This week, Whole Foods announced that it is moving in the decidedly hip direction of offering less-than-attractive fruits and vegetables to its customers.
When it tests this new offering in a few stores in California, Whole Foods will join a handful of grocery stores around the country that have started experimenting with selling produce that looks — there’s no way of getting around it — pretty gnarly.
Before ugly produce campaigns took hold, fruits and vegetables deemed too aesthetically unappealing to grace grocery store shelves often got plowed under, donated (with no profit for the farmers), or, worse, sent to landfills. According to the Natural Resources Defense Council, nearly 20 percent of fresh produce every year goes to waste.
But this produce is no less tasty or nutritious than what’s offered in stores; it’s just cosmetically challenged. Now grocery stores are finding that customers are eager to buy the misshapen fruits and vegetables — if they’re sold at a discount. In Pittsburgh, for example, the local grocery chain Giant Eagle found success with its "produce with personality" campaign.
Whole Foods wants to recreate that magic. With the help of an Oakland food waste startup called Imperfect Produce, it's piloting an ugly produce program in a handful of San Francisco–area stores.
That got me wondering: How, exactly, do you market food that looks pretty unappetizing? To find out, I chatted with the founder of Imperfect Produce, Ben Simon.
A lightly edited transcript of our conversation follows:
Michelle Hackman: What inspired you to help reduce food waste in the US?
Ben Simon: My background is in food waste entrepreneurship. About four years ago, when I was a student at the University of Maryland College Park, my friends and I saw good food going to waste from the campus dining halls, and set up a program called Food Recovery Network to recover the food to local homeless shelters. We called our friends around the country to spread the idea, and a few years later it is now at 179 colleges and has donated well over a million pounds of food.
MH: Were there other people realizing the same thing?
BS: Yes. At the same time, entrepreneurs in other countries around the world were having similar ideas, and the term "ugly produce" was just starting to come into existence in the food waste circles I was running in. I had the idea to create an uplifting and attention-grabbing brand that would own these cosmetic challenges loud and proud in a positive way, not shy away from them.

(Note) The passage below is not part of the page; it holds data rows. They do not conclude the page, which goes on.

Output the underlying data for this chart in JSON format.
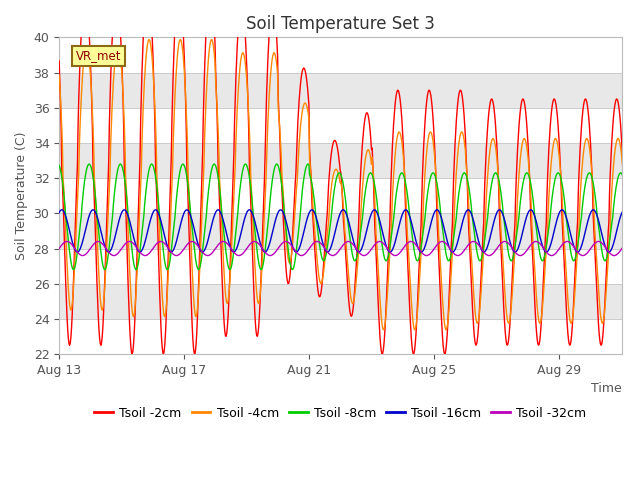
{
  "title": "Soil Temperature Set 3",
  "xlabel": "Time",
  "ylabel": "Soil Temperature (C)",
  "ylim": [
    22,
    40
  ],
  "yticks": [
    22,
    24,
    26,
    28,
    30,
    32,
    34,
    36,
    38,
    40
  ],
  "xtick_labels": [
    "Aug 13",
    "Aug 17",
    "Aug 21",
    "Aug 25",
    "Aug 29"
  ],
  "tick_positions": [
    0,
    4,
    8,
    12,
    16
  ],
  "annotation_text": "VR_met",
  "line_colors": [
    "#ff0000",
    "#ff8800",
    "#00cc00",
    "#0000cc",
    "#bb00bb"
  ],
  "line_labels": [
    "Tsoil -2cm",
    "Tsoil -4cm",
    "Tsoil -8cm",
    "Tsoil -16cm",
    "Tsoil -32cm"
  ],
  "title_fontsize": 12,
  "axis_label_fontsize": 9,
  "tick_fontsize": 9,
  "legend_fontsize": 9
}
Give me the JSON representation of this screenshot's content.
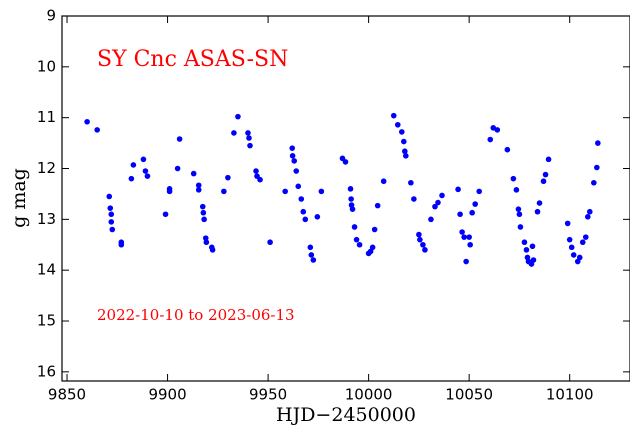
{
  "chart_data": {
    "type": "scatter",
    "xlabel": "HJD−2450000",
    "ylabel": "g mag",
    "annotations": [
      "SY Cnc  ASAS-SN",
      "2022-10-10 to 2023-06-13"
    ],
    "xlim": [
      9847.5,
      10130
    ],
    "ylim": [
      16.18,
      9
    ],
    "xticks": [
      9850,
      9900,
      9950,
      10000,
      10050,
      10100
    ],
    "yticks": [
      9,
      10,
      11,
      12,
      13,
      14,
      15,
      16
    ],
    "color": "#0000ff",
    "x": [
      9860,
      9865,
      9871,
      9871.5,
      9872,
      9872,
      9872.5,
      9877,
      9877,
      9882,
      9883,
      9888,
      9889,
      9890,
      9899,
      9901,
      9901,
      9905,
      9906,
      9913,
      9915.5,
      9915.5,
      9917.5,
      9917.8,
      9918.2,
      9919,
      9919.3,
      9922,
      9922.4,
      9928,
      9930,
      9933,
      9935,
      9940,
      9940.5,
      9941,
      9944,
      9944.5,
      9946,
      9951,
      9958.5,
      9962,
      9962.2,
      9963,
      9964,
      9965,
      9966.5,
      9967.5,
      9968.5,
      9971,
      9971.5,
      9972.5,
      9974.5,
      9976.5,
      9987,
      9988.5,
      9991,
      9991.3,
      9991.5,
      9992,
      9993,
      9994,
      9995.5,
      10000,
      10001,
      10002,
      10003,
      10004.5,
      10007.5,
      10012.5,
      10014.5,
      10016.5,
      10017.5,
      10018,
      10018.5,
      10021,
      10022.5,
      10025,
      10025.5,
      10027,
      10028,
      10031,
      10033,
      10034.5,
      10036.5,
      10044.5,
      10045.5,
      10046.5,
      10047.5,
      10048.5,
      10050,
      10050.5,
      10051.5,
      10053,
      10055,
      10060.5,
      10062,
      10064,
      10069,
      10072,
      10073.5,
      10074.5,
      10075,
      10075.5,
      10077.5,
      10078.5,
      10079,
      10079.5,
      10081,
      10082,
      10081.5,
      10084,
      10085,
      10087,
      10088,
      10089.5,
      10099,
      10100,
      10101,
      10102,
      10104,
      10105,
      10106.5,
      10108,
      10109,
      10110,
      10112,
      10113.5,
      10114
    ],
    "values": [
      11.08,
      11.24,
      12.55,
      12.78,
      12.9,
      13.05,
      13.2,
      13.45,
      13.5,
      12.2,
      11.93,
      11.82,
      12.05,
      12.15,
      12.9,
      12.4,
      12.45,
      12,
      11.42,
      12.1,
      12.33,
      12.42,
      12.75,
      12.87,
      13,
      13.37,
      13.45,
      13.55,
      13.6,
      12.45,
      12.18,
      11.3,
      10.98,
      11.3,
      11.4,
      11.55,
      12.05,
      12.15,
      12.22,
      13.45,
      12.45,
      11.6,
      11.75,
      11.85,
      12.05,
      12.35,
      12.6,
      12.85,
      13,
      13.55,
      13.7,
      13.8,
      12.95,
      12.45,
      11.8,
      11.87,
      12.4,
      12.6,
      12.72,
      12.8,
      13.15,
      13.4,
      13.5,
      13.67,
      13.63,
      13.55,
      13.2,
      12.73,
      12.25,
      10.96,
      11.14,
      11.28,
      11.47,
      11.66,
      11.75,
      12.28,
      12.6,
      13.3,
      13.4,
      13.5,
      13.6,
      13,
      12.75,
      12.67,
      12.53,
      12.41,
      12.9,
      13.25,
      13.35,
      13.83,
      13.35,
      13.5,
      12.87,
      12.7,
      12.45,
      11.43,
      11.2,
      11.24,
      11.63,
      12.2,
      12.42,
      12.8,
      12.9,
      13.15,
      13.45,
      13.6,
      13.75,
      13.83,
      13.88,
      13.8,
      13.53,
      12.85,
      12.68,
      12.25,
      12.12,
      11.82,
      13.08,
      13.4,
      13.55,
      13.7,
      13.83,
      13.75,
      13.45,
      13.35,
      12.95,
      12.85,
      12.28,
      11.98,
      11.5
    ]
  }
}
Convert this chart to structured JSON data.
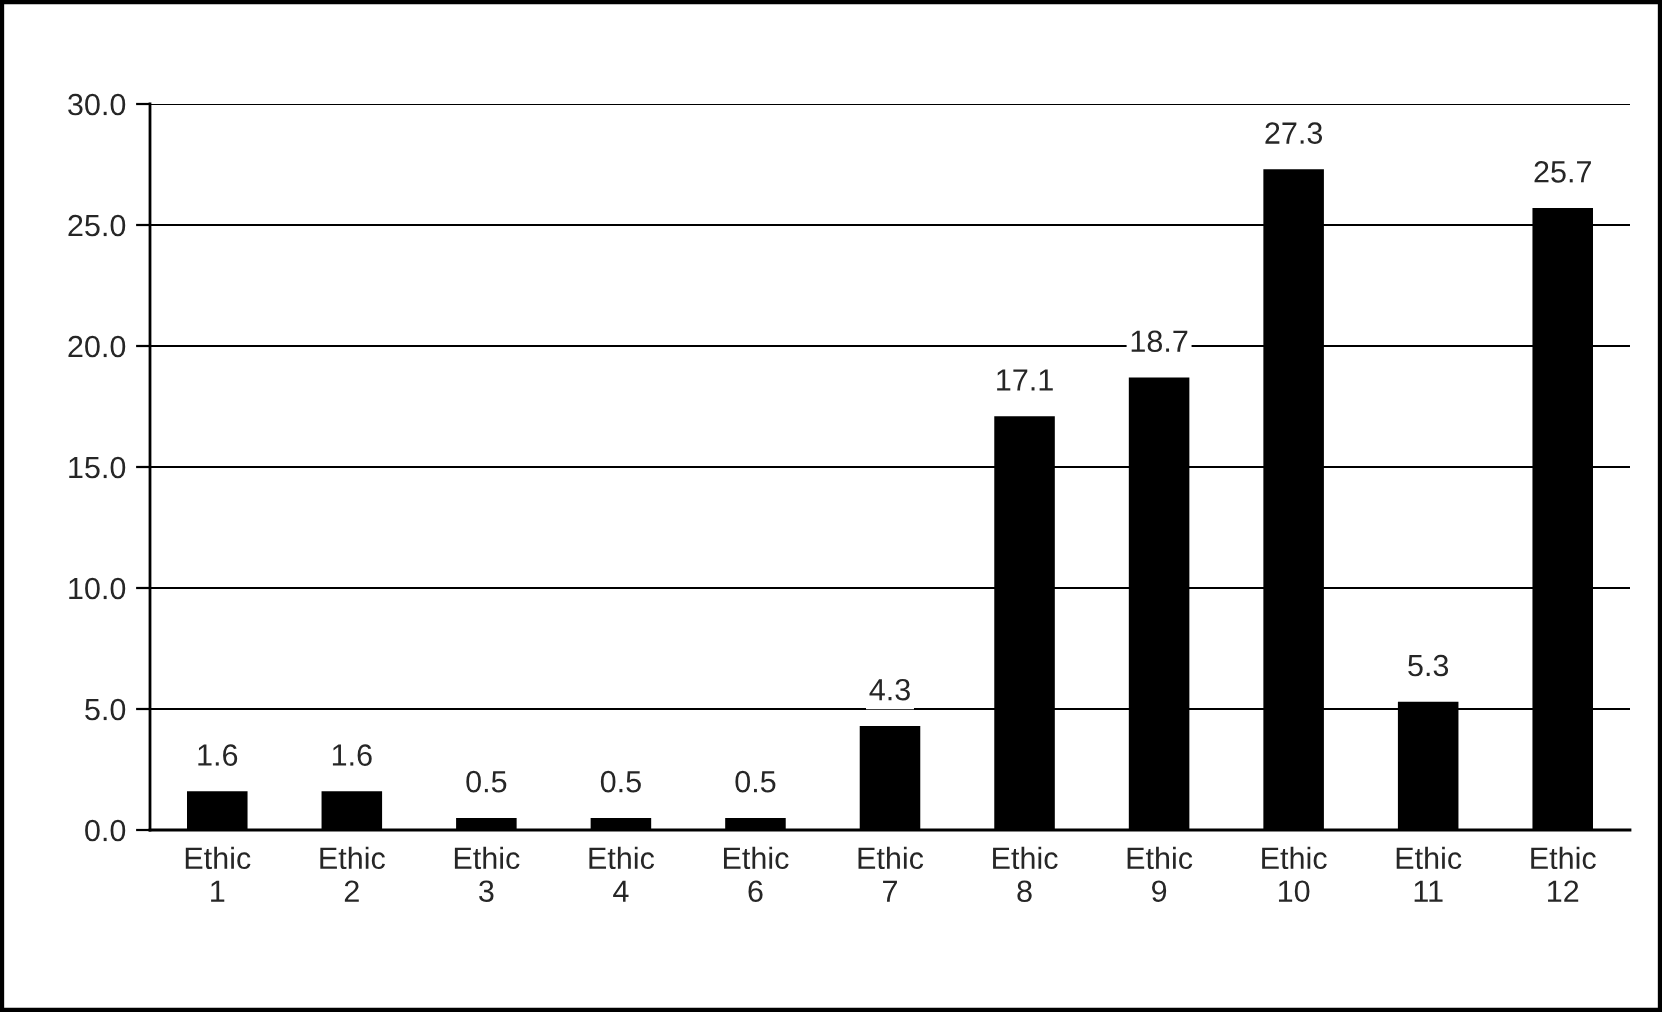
{
  "chart_data": {
    "type": "bar",
    "categories": [
      "Ethic 1",
      "Ethic 2",
      "Ethic 3",
      "Ethic 4",
      "Ethic 6",
      "Ethic 7",
      "Ethic 8",
      "Ethic 9",
      "Ethic 10",
      "Ethic 11",
      "Ethic 12"
    ],
    "values": [
      1.6,
      1.6,
      0.5,
      0.5,
      0.5,
      4.3,
      17.1,
      18.7,
      27.3,
      5.3,
      25.7
    ],
    "color": "#000000",
    "ylim": [
      0,
      30
    ],
    "yticks": [
      {
        "value": 0,
        "label": "0.0"
      },
      {
        "value": 5,
        "label": "5.0"
      },
      {
        "value": 10,
        "label": "10.0"
      },
      {
        "value": 15,
        "label": "15.0"
      },
      {
        "value": 20,
        "label": "20.0"
      },
      {
        "value": 25,
        "label": "25.0"
      },
      {
        "value": 30,
        "label": "30.0"
      }
    ],
    "grid": "y",
    "data_labels": true
  }
}
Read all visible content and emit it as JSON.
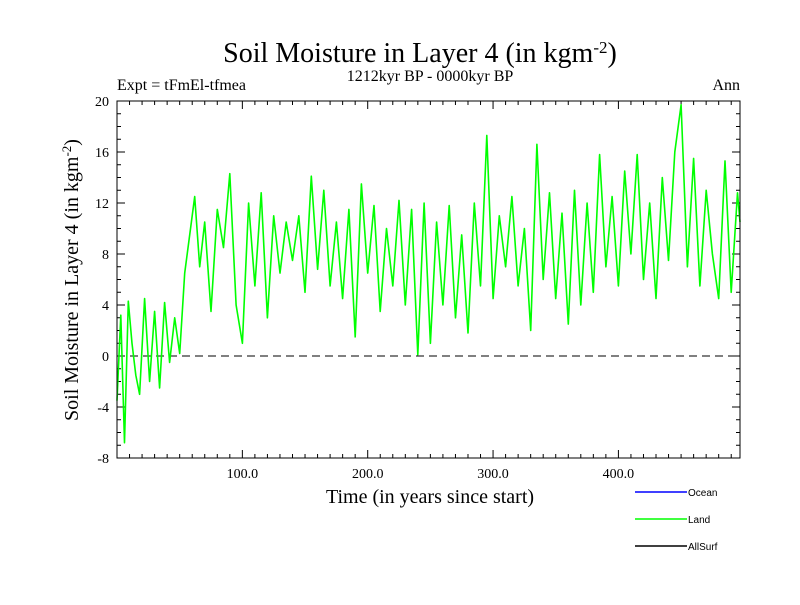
{
  "chart_data": {
    "type": "line",
    "title": "Soil Moisture in Layer 4 (in kgm",
    "title_sup": "-2",
    "title_close": ")",
    "subtitle": "1212kyr BP - 0000kyr BP",
    "experiment_label": "Expt = tFmEl-tfmea",
    "season_label": "Ann",
    "xlabel": "Time (in years since start)",
    "ylabel": "Soil Moisture in Layer 4 (in kgm",
    "ylabel_sup": "-2",
    "ylabel_close": ")",
    "xlim": [
      0,
      497
    ],
    "ylim": [
      -8,
      20
    ],
    "x_ticks": [
      {
        "value": 100,
        "label": "100.0"
      },
      {
        "value": 200,
        "label": "200.0"
      },
      {
        "value": 300,
        "label": "300.0"
      },
      {
        "value": 400,
        "label": "400.0"
      }
    ],
    "y_ticks": [
      {
        "value": -8,
        "label": "-8"
      },
      {
        "value": -4,
        "label": "-4"
      },
      {
        "value": 0,
        "label": "0"
      },
      {
        "value": 4,
        "label": "4"
      },
      {
        "value": 8,
        "label": "8"
      },
      {
        "value": 12,
        "label": "12"
      },
      {
        "value": 16,
        "label": "16"
      },
      {
        "value": 20,
        "label": "20"
      }
    ],
    "zero_line": {
      "value": 0,
      "style": "dashed",
      "color": "#000000"
    },
    "legend": [
      {
        "name": "Ocean",
        "color": "#0000ff"
      },
      {
        "name": "Land",
        "color": "#00ff00"
      },
      {
        "name": "AllSurf",
        "color": "#000000"
      }
    ],
    "series": [
      {
        "name": "Land",
        "color": "#00ff00",
        "x": [
          0,
          3,
          6,
          9,
          12,
          15,
          18,
          22,
          26,
          30,
          34,
          38,
          42,
          46,
          50,
          54,
          58,
          62,
          66,
          70,
          75,
          80,
          85,
          90,
          95,
          100,
          105,
          110,
          115,
          120,
          125,
          130,
          135,
          140,
          145,
          150,
          155,
          160,
          165,
          170,
          175,
          180,
          185,
          190,
          195,
          200,
          205,
          210,
          215,
          220,
          225,
          230,
          235,
          240,
          245,
          250,
          255,
          260,
          265,
          270,
          275,
          280,
          285,
          290,
          295,
          300,
          305,
          310,
          315,
          320,
          325,
          330,
          335,
          340,
          345,
          350,
          355,
          360,
          365,
          370,
          375,
          380,
          385,
          390,
          395,
          400,
          405,
          410,
          415,
          420,
          425,
          430,
          435,
          440,
          445,
          450,
          455,
          460,
          465,
          470,
          475,
          480,
          485,
          490,
          495,
          497
        ],
        "values": [
          -3.5,
          3.2,
          -6.8,
          4.3,
          1.0,
          -1.5,
          -3.0,
          4.5,
          -2.0,
          3.5,
          -2.5,
          4.2,
          -0.5,
          3.0,
          0.2,
          6.5,
          9.5,
          12.5,
          7.0,
          10.5,
          3.5,
          11.5,
          8.5,
          14.3,
          4.0,
          1.0,
          12.0,
          5.5,
          12.8,
          3.0,
          11.0,
          6.5,
          10.5,
          7.5,
          11.0,
          5.0,
          14.1,
          6.8,
          13.0,
          5.5,
          10.5,
          4.5,
          11.5,
          1.5,
          13.5,
          6.5,
          11.8,
          3.5,
          10.0,
          5.5,
          12.2,
          4.0,
          11.5,
          0.1,
          12.0,
          1.0,
          10.5,
          4.0,
          11.8,
          3.0,
          9.5,
          1.8,
          12.0,
          5.5,
          17.3,
          4.5,
          11.0,
          7.0,
          12.5,
          5.5,
          10.0,
          2.0,
          16.6,
          6.0,
          12.8,
          4.5,
          11.2,
          2.5,
          13.0,
          4.0,
          12.0,
          5.0,
          15.8,
          7.0,
          12.5,
          5.5,
          14.5,
          8.0,
          15.8,
          6.0,
          12.0,
          4.5,
          14.0,
          7.5,
          16.0,
          19.7,
          7.0,
          15.5,
          5.5,
          13.0,
          8.0,
          4.5,
          15.3,
          5.0,
          12.8,
          10.5
        ]
      }
    ]
  }
}
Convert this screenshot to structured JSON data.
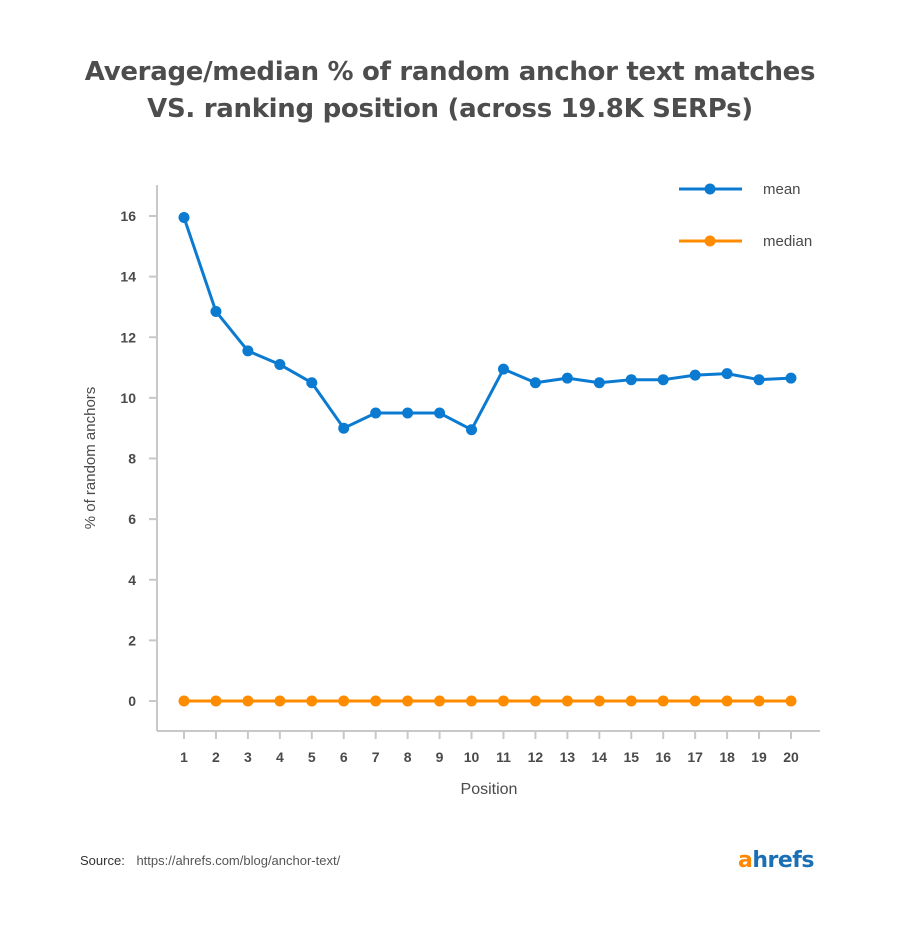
{
  "title_lines": [
    "Average/median % of random anchor text matches",
    "VS. ranking position (across 19.8K SERPs)"
  ],
  "source": {
    "label": "Source:",
    "url": "https://ahrefs.com/blog/anchor-text/"
  },
  "logo": {
    "first": "a",
    "rest": "hrefs"
  },
  "colors": {
    "mean": "#0b7ad1",
    "median": "#ff8c00",
    "axis": "#c8c8c8",
    "text": "#4a4a4a"
  },
  "chart_data": {
    "type": "line",
    "title": "Average/median % of random anchor text matches VS. ranking position (across 19.8K SERPs)",
    "xlabel": "Position",
    "ylabel": "% of random anchors",
    "categories": [
      "1",
      "2",
      "3",
      "4",
      "5",
      "6",
      "7",
      "8",
      "9",
      "10",
      "11",
      "12",
      "13",
      "14",
      "15",
      "16",
      "17",
      "18",
      "19",
      "20"
    ],
    "yticks": [
      0,
      2,
      4,
      6,
      8,
      10,
      12,
      14,
      16
    ],
    "ylim": [
      -1,
      17
    ],
    "grid": false,
    "legend_position": "top-right",
    "series": [
      {
        "name": "mean",
        "values": [
          15.95,
          12.85,
          11.55,
          11.1,
          10.5,
          9.0,
          9.5,
          9.5,
          9.5,
          8.95,
          10.95,
          10.5,
          10.65,
          10.5,
          10.6,
          10.6,
          10.75,
          10.8,
          10.6,
          10.65
        ]
      },
      {
        "name": "median",
        "values": [
          0,
          0,
          0,
          0,
          0,
          0,
          0,
          0,
          0,
          0,
          0,
          0,
          0,
          0,
          0,
          0,
          0,
          0,
          0,
          0
        ]
      }
    ]
  }
}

MH: What used to happen to the misshapen fruits and vegetables Imperfect now sells?
BS: It depends on the particular crop. On the organic side, we source from smaller farms where there is no processor market. So if it weren't for Imperfect, it would go to landfill, compost, or animal feed. For conventional cauliflower, broccoli, celery, and leafy greens, as much as 50 percent of the produce is simply passed over during harvesting due to cosmetic challenges and then tilled back under.
Other conventional items packed in facilities will be shipped away to the landfill, compost, animal feed, or processors. Processors still aren't ideal, because the grower is forced to sell it below cost and often there is no guarantee they can find a buyer, so a lot of it is still wasted.
MH: The whole problem with ugly produce is that it’s pretty visually unappealing. How do you market it?
BS: We often take pictures of what we call our "ugly produce celebrities" and post them online with funny captions. The box that the produce comes in each week for our produce delivery subscription in the Bay has a picture of two carrots that have naturally fused together as one with the caption, "We grew up together." Our bumper stickers are a picture of a misshapen red bell pepper that looks like a scrunched-up face with the caption, "Bite me." Our customers send us their own pictures and puns too. We try to have fun with it.
MH: How do people react to the use of the word "ugly"?
BS: People are looking at the produce in a whole new way. They're no longer seeing this as flawed or worse just because it looks a little different. Our goal is to get people to empathize with the produce. I think every man and woman in America has at some point in their life been called ugly or made to be self-conscious about their appearance. Taking claim to the word "ugly" in a fun way is meant to grab attention and help fit the bizarre struggle that the produce is going through into a frame we can all understand and chuckle at.